Это была какая-то старорежимная жизнь, как в рассказах и стихах, которые они проходили в седьмом классе по украинской литературе: «Сестри, сестри, горе вам, моі голубки молодіі, для чого в світі живете?»
Вдруг она поняла, что ничего не значит для мира и людей, живет на свете такая Варя Зеленко или нет, от этого ни холодно ни жарко. Хорошо, что это как сон — можно проснуться, можно уехать. Кто над Варей хозяин? Нет над ней хозяина. Она сама как-нибудь прокормится и Мишку прокормит.
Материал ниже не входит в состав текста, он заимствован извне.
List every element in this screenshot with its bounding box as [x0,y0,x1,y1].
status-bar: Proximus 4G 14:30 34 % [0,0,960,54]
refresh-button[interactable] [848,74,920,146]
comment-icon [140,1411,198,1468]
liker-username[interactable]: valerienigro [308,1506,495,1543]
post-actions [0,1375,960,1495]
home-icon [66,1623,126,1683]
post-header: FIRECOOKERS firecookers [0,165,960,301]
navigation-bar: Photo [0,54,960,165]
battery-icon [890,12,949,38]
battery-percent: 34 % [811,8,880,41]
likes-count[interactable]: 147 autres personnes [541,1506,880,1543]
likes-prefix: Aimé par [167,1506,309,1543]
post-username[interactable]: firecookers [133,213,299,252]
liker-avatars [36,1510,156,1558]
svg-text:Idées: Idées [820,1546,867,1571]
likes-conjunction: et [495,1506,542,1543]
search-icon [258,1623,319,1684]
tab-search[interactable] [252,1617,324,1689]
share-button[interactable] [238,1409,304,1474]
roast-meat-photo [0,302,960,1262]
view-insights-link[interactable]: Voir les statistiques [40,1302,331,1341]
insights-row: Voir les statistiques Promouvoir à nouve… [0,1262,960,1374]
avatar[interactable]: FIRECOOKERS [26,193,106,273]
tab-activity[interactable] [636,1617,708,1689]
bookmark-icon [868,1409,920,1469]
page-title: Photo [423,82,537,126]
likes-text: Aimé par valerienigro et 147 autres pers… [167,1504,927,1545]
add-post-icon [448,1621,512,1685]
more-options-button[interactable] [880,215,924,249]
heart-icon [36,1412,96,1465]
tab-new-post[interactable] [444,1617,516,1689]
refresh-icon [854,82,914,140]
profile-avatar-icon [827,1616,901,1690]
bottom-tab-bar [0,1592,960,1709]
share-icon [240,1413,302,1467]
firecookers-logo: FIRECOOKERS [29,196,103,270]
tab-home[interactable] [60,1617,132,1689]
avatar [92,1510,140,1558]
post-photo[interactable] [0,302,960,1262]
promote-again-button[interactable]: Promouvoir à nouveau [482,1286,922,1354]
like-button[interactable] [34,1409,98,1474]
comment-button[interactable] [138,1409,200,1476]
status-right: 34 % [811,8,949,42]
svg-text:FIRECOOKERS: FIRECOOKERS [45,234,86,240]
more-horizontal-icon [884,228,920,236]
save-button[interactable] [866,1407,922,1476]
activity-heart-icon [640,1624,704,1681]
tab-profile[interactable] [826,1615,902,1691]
Хата у Зеленок была богатая. Сундуки набиты разным барахлом — кожухами, кацавейками, платками, спидницами. И все было новенькое, ненадеванное. А старуха ходила бог весть в каком старье.
— То ще мужик покойный наживал, — говорила свекровь, лаская вещи. — А вот це вже я.
— А для чего оно все вам? — спрашивала Варя с недоумением.
— Наживи свое, тогда поймешь.
Спасибо. Она не хочет. На кой это ей! Она хочет назад на ГРЭС. Чтоб глядеть на землю с высоты, чтоб железные листы, существовавшие порознь, сливались вдруг под ее рукой, чтоб старый мастер говорил: «Ничего заварено, хваликвицированно».